For five years Greece has been mired in economic crisis, haunted by the spectre of expulsion from the eurozone.

A Greek exit seemed closer than ever this summer until a last-minute deal with the creditors - the international Monetary Fund (IMF), the European Central Bank and other eurozone countries - kept Greece in, but at the cost of more painful austerity measures and a humiliating further loss in sovereignty.

The grim figures of Greece's great depression are well-known: a 25 percent contraction in the economy; youth unemployment at over 50 percent.

But while almost all Greeks have stories of hardship and anxiety to tell, life does go on.

Al Jazeera's Barnaby Phillips heads to the Athenian middle-class neighbourhood of Nea Smyrni to see how Greeks are getting by, and hear their hopes and fears for the future.

The banks used to phone us. They'd say, 'Take this money and have a lovely holiday!' or 'Take this money and buy the car of your dreams.' The people who accepted this money made a big mistake.

Sandy Karaiskou, 68-year-old pensioner

The bailout agreement impacts all Greeks, but pensioners and small business owners are particularly worried.

We meet 68-year-old pensioner Sandy Karaiskou who lives on her own.
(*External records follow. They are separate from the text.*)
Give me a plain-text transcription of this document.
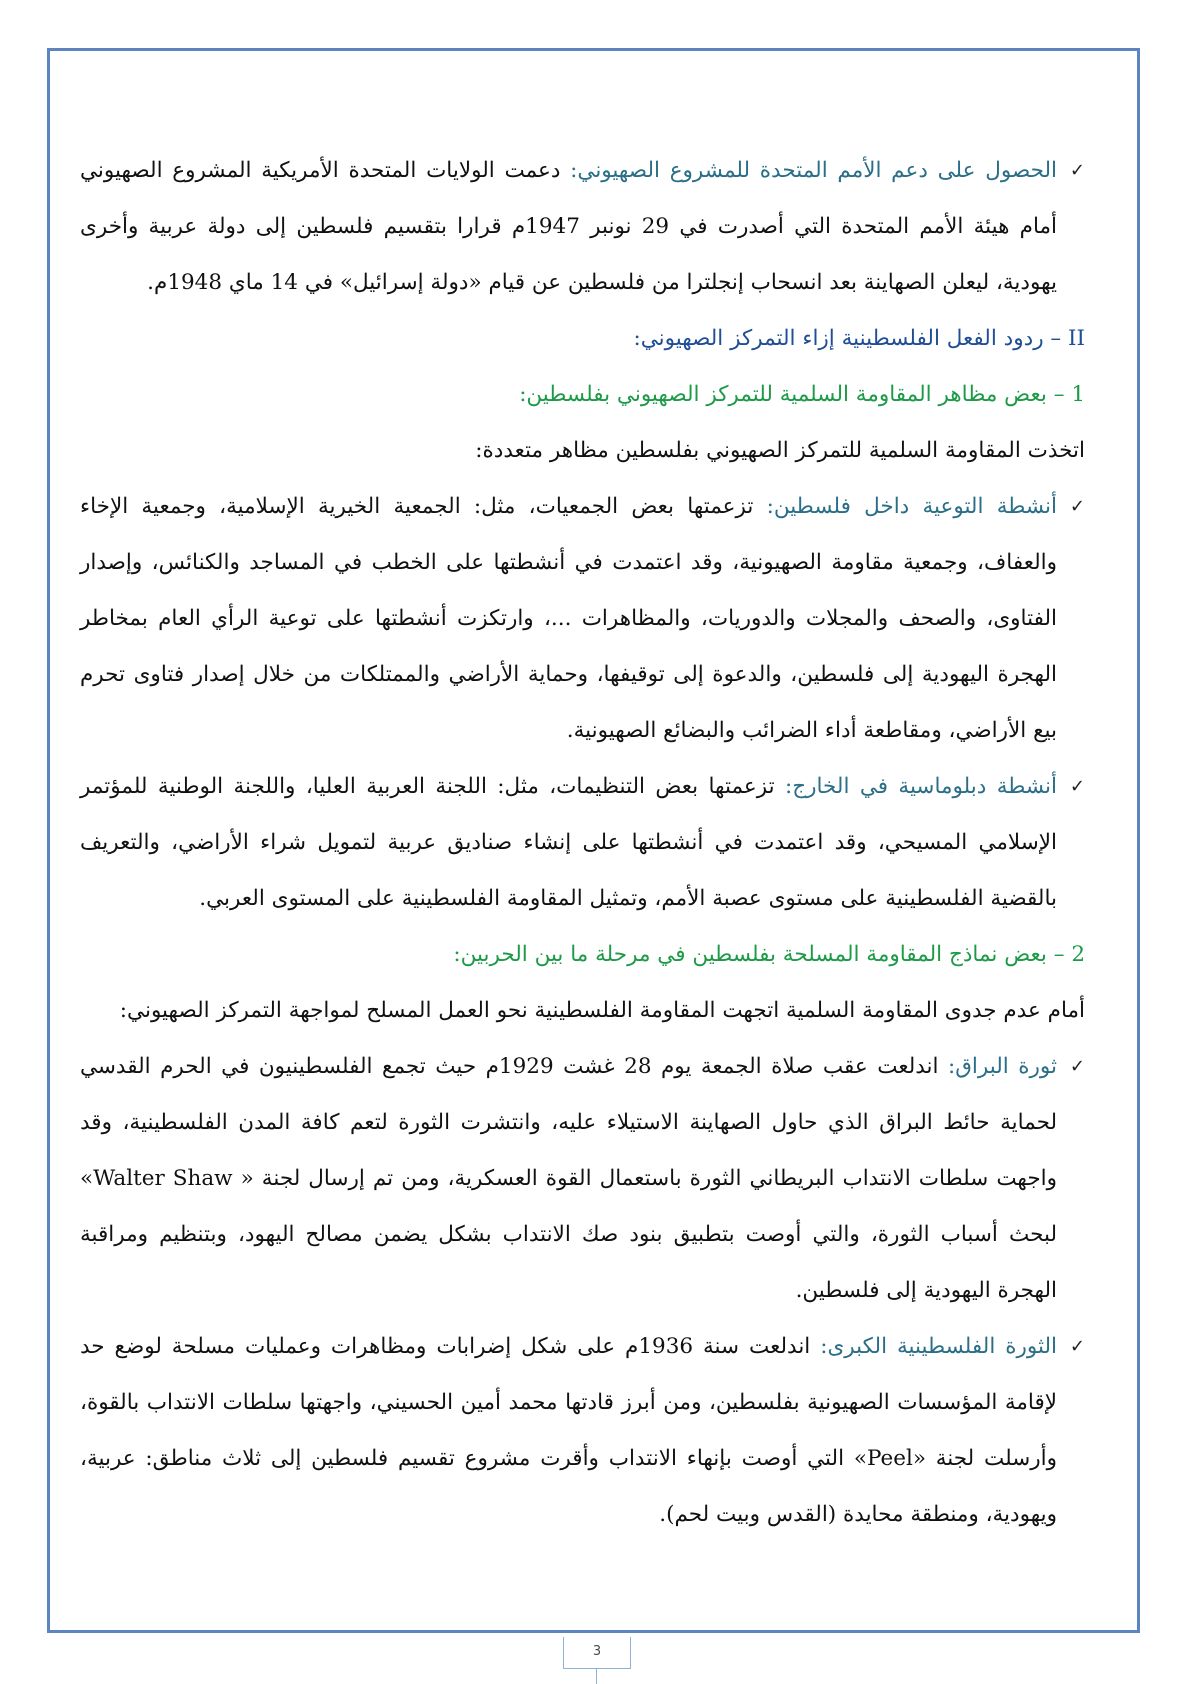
✓
الحصول على دعم الأمم المتحدة للمشروع الصهيوني: دعمت الولايات المتحدة الأمريكية المشروع الصهيوني أمام هيئة الأمم المتحدة التي أصدرت في 29 نونبر 1947م قرارا بتقسيم فلسطين إلى دولة عربية وأخرى يهودية، ليعلن الصهاينة بعد انسحاب إنجلترا من فلسطين عن قيام «دولة إسرائيل» في 14 ماي 1948م.

II – ردود الفعل الفلسطينية إزاء التمركز الصهيوني:

1 – بعض مظاهر المقاومة السلمية للتمركز الصهيوني بفلسطين:

اتخذت المقاومة السلمية للتمركز الصهيوني بفلسطين مظاهر متعددة:

✓
أنشطة التوعية داخل فلسطين: تزعمتها بعض الجمعيات، مثل: الجمعية الخيرية الإسلامية، وجمعية الإخاء والعفاف، وجمعية مقاومة الصهيونية، وقد اعتمدت في أنشطتها على الخطب في المساجد والكنائس، وإصدار الفتاوى، والصحف والمجلات والدوريات، والمظاهرات ...، وارتكزت أنشطتها على توعية الرأي العام بمخاطر الهجرة اليهودية إلى فلسطين، والدعوة إلى توقيفها، وحماية الأراضي والممتلكات من خلال إصدار فتاوى تحرم بيع الأراضي، ومقاطعة أداء الضرائب والبضائع الصهيونية.

✓
أنشطة دبلوماسية في الخارج: تزعمتها بعض التنظيمات، مثل: اللجنة العربية العليا، واللجنة الوطنية للمؤتمر الإسلامي المسيحي، وقد اعتمدت في أنشطتها على إنشاء صناديق عربية لتمويل شراء الأراضي، والتعريف بالقضية الفلسطينية على مستوى عصبة الأمم، وتمثيل المقاومة الفلسطينية على المستوى العربي.

2 – بعض نماذج المقاومة المسلحة بفلسطين في مرحلة ما بين الحربين:

أمام عدم جدوى المقاومة السلمية اتجهت المقاومة الفلسطينية نحو العمل المسلح لمواجهة التمركز الصهيوني:

✓
ثورة البراق: اندلعت عقب صلاة الجمعة يوم 28 غشت 1929م حيث تجمع الفلسطينيون في الحرم القدسي لحماية حائط البراق الذي حاول الصهاينة الاستيلاء عليه، وانتشرت الثورة لتعم كافة المدن الفلسطينية، وقد واجهت سلطات الانتداب البريطاني الثورة باستعمال القوة العسكرية، ومن تم إرسال لجنة « Walter Shaw» لبحث أسباب الثورة، والتي أوصت بتطبيق بنود صك الانتداب بشكل يضمن مصالح اليهود، وبتنظيم ومراقبة الهجرة اليهودية إلى فلسطين.

✓
الثورة الفلسطينية الكبرى: اندلعت سنة 1936م على شكل إضرابات ومظاهرات وعمليات مسلحة لوضع حد لإقامة المؤسسات الصهيونية بفلسطين، ومن أبرز قادتها محمد أمين الحسيني، واجهتها سلطات الانتداب بالقوة، وأرسلت لجنة «Peel» التي أوصت بإنهاء الانتداب وأقرت مشروع تقسيم فلسطين إلى ثلاث مناطق: عربية، ويهودية، ومنطقة محايدة (القدس وبيت لحم).

3
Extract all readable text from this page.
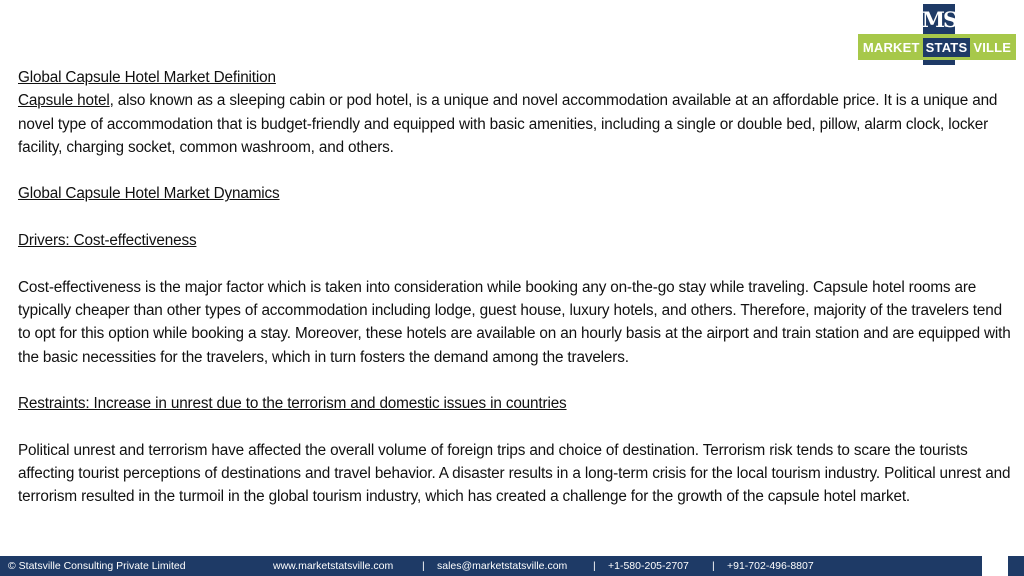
MS
MARKET STATS VILLE

Global Capsule Hotel Market Definition

Capsule hotel, also known as a sleeping cabin or pod hotel, is a unique and novel accommodation available at an affordable price. It is a unique and novel type of accommodation that is budget-friendly and equipped with basic amenities, including a single or double bed, pillow, alarm clock, locker facility, charging socket, common washroom, and others.

Global Capsule Hotel Market Dynamics

Drivers: Cost-effectiveness

Cost-effectiveness is the major factor which is taken into consideration while booking any on-the-go stay while traveling. Capsule hotel rooms are typically cheaper than other types of accommodation including lodge, guest house, luxury hotels, and others. Therefore, majority of the travelers tend to opt for this option while booking a stay. Moreover, these hotels are available on an hourly basis at the airport and train station and are equipped with the basic necessities for the travelers, which in turn fosters the demand among the travelers.

Restraints: Increase in unrest due to the terrorism and domestic issues in countries

Political unrest and terrorism have affected the overall volume of foreign trips and choice of destination. Terrorism risk tends to scare the tourists affecting tourist perceptions of destinations and travel behavior. A disaster results in a long-term crisis for the local tourism industry. Political unrest and terrorism resulted in the turmoil in the global tourism industry, which has created a challenge for the growth of the capsule hotel market.

© Statsville Consulting Private Limited	www.marketstatsville.com	| sales@marketstatsville.com | +1-580-205-2707 | +91-702-496-8807
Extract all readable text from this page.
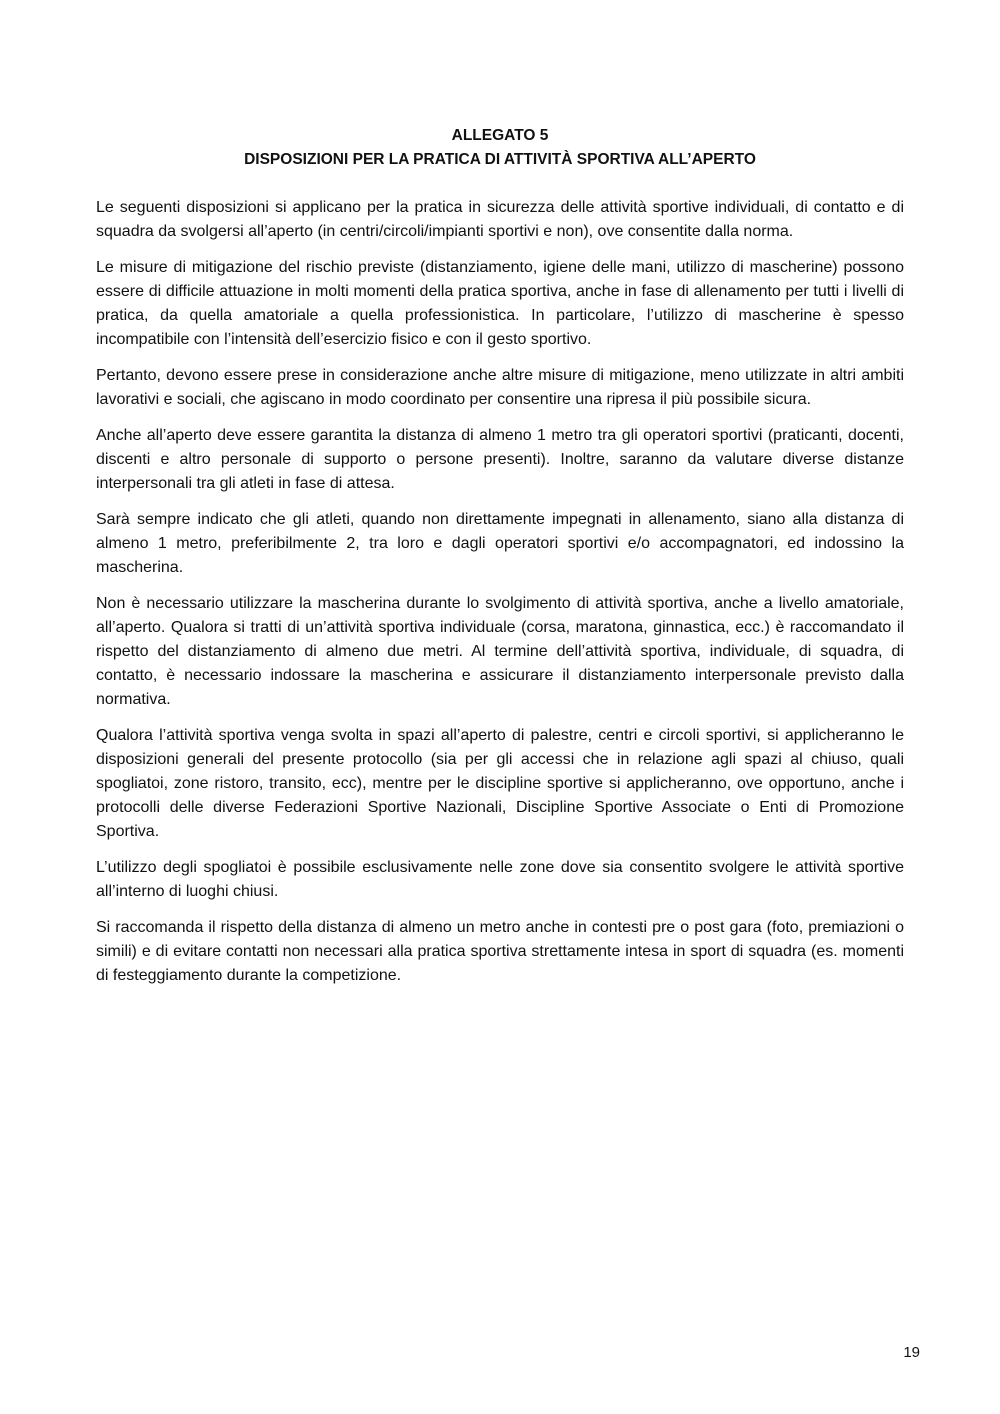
ALLEGATO 5
DISPOSIZIONI PER LA PRATICA DI ATTIVITÀ SPORTIVA ALL’APERTO

Le seguenti disposizioni si applicano per la pratica in sicurezza delle attività sportive individuali, di contatto e di squadra da svolgersi all’aperto (in centri/circoli/impianti sportivi e non), ove consentite dalla norma.

Le misure di mitigazione del rischio previste (distanziamento, igiene delle mani, utilizzo di mascherine) possono essere di difficile attuazione in molti momenti della pratica sportiva, anche in fase di allenamento per tutti i livelli di pratica, da quella amatoriale a quella professionistica. In particolare, l’utilizzo di mascherine è spesso incompatibile con l’intensità dell’esercizio fisico e con il gesto sportivo.

Pertanto, devono essere prese in considerazione anche altre misure di mitigazione, meno utilizzate in altri ambiti lavorativi e sociali, che agiscano in modo coordinato per consentire una ripresa il più possibile sicura.

Anche all’aperto deve essere garantita la distanza di almeno 1 metro tra gli operatori sportivi (praticanti, docenti, discenti e altro personale di supporto o persone presenti). Inoltre, saranno da valutare diverse distanze interpersonali tra gli atleti in fase di attesa.

Sarà sempre indicato che gli atleti, quando non direttamente impegnati in allenamento, siano alla distanza di almeno 1 metro, preferibilmente 2, tra loro e dagli operatori sportivi e/o accompagnatori, ed indossino la mascherina.

Non è necessario utilizzare la mascherina durante lo svolgimento di attività sportiva, anche a livello amatoriale, all’aperto. Qualora si tratti di un’attività sportiva individuale (corsa, maratona, ginnastica, ecc.) è raccomandato il rispetto del distanziamento di almeno due metri. Al termine dell’attività sportiva, individuale, di squadra, di contatto, è necessario indossare la mascherina e assicurare il distanziamento interpersonale previsto dalla normativa.

Qualora l’attività sportiva venga svolta in spazi all’aperto di palestre, centri e circoli sportivi, si applicheranno le disposizioni generali del presente protocollo (sia per gli accessi che in relazione agli spazi al chiuso, quali spogliatoi, zone ristoro, transito, ecc), mentre per le discipline sportive si applicheranno, ove opportuno, anche i protocolli delle diverse Federazioni Sportive Nazionali, Discipline Sportive Associate o Enti di Promozione Sportiva.

L’utilizzo degli spogliatoi è possibile esclusivamente nelle zone dove sia consentito svolgere le attività sportive all’interno di luoghi chiusi.

Si raccomanda il rispetto della distanza di almeno un metro anche in contesti pre o post gara (foto, premiazioni o simili) e di evitare contatti non necessari alla pratica sportiva strettamente intesa in sport di squadra (es. momenti di festeggiamento durante la competizione.

19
Sandy was an airhostess for Olympic Airways, the Greek national airlines that went bust in 2009.

She takes us on a tour of her neighbourhood to meet her local baker and pharmacist, and to a laiki, the weekly street market.

Baker Dimitris Papavassiliou struggles to keep his business afloat. He talks to us about how the crisis has changed his family and work life and what will happen to his employees. He tells us about how he thinks the past governments are responsible for the crisis. 

"Previous governments didn't take the measures that they should have taken and failed to enforce necessary reforms. And now it's escalated into a mountain," he says.

Pyrros Azizi, Sandy's local pharmacist, who took over his business from his father in 2003, discusses whether his business can survive and his concerns about the future of his children.

Greece has more pharmacies per capita than any other country in the EU, and this "closed profession" with its monopoly on the sale of over-the-counter drugs is one that creditors want to open up to competition.

Pharmacists say that this would lead to large-scale unemployment and poorer healthcare given that Greeks already have difficulties with the existing national health service.

Azizi knows almost all his customers - about one-third of them are pensioners who settle their accounts at the end of the month when they get paid.

As the country is being dragged towards a more efficient market economy with more choice and hopefully less corruption and more opportunities, this will also likely lead to a more impersonal Greece where shop owners will not be giving credit to pensioners they have known for years.